The RX480 tell us nothing tbh. Vega is completely different and is coming out a year after the RX480. I think the majority expect it to be faster than the gtx1080. The main question is where it will be in comparison to the gtx1080ti. AMD like the rest of us knew there would be a Nvidia chip releasing in the form of the Ti that would be around as fast as the Titan. They might come across stupid but they are not that stupid to be aiming at gtx1080 performance a year on. You only have to look at the 290x which came along as fast as the Titan and to a certain extent the Fury X which couldn't match up to the Titan but was a good chunk faster than the gtx980 which is the equivalent to today's gtx1080.
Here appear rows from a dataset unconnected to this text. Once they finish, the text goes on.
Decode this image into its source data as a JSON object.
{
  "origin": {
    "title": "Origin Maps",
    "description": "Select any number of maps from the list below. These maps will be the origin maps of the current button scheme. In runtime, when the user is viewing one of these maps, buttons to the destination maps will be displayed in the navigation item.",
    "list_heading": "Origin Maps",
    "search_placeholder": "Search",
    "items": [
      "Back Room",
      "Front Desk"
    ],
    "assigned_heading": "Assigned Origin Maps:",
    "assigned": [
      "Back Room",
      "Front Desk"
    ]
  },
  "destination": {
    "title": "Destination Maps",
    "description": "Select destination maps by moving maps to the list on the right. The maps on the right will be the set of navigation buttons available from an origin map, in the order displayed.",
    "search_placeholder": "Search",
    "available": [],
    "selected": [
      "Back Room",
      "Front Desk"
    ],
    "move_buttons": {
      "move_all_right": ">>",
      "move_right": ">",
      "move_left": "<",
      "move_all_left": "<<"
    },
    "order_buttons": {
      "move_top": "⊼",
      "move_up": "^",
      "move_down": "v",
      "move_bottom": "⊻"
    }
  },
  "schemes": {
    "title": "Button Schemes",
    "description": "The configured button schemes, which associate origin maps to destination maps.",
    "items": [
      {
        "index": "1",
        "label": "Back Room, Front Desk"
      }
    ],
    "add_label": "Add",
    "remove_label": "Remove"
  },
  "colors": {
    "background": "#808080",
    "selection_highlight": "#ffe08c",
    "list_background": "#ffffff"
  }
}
Vega is an unknown but it's hard to imagine AMD bringing a chip to the market that can't even beat out a year old gtx1080 while Nvidia just released a much faster gtx1080ti. Nvidia as long as i can remember have never been 35-40% faster than AMD where the chip sizes have been the same kind of size on the same node. They weren't even that much faster when AMD chips were nearly half the size. Any how that's my thinking on possible performance.

I think we need to be slightly conservative with AMD though - Pascal is an evolution of Maxwell,so is probably was well characterised at launch,and with the GTX1080 and the Pascal Titan X being out so long we can expect devs have had more experience with them.

So,AMD even to match a GTX1080TI would technically need a faster card in the first place and the same goes with their GTX1080 competitor.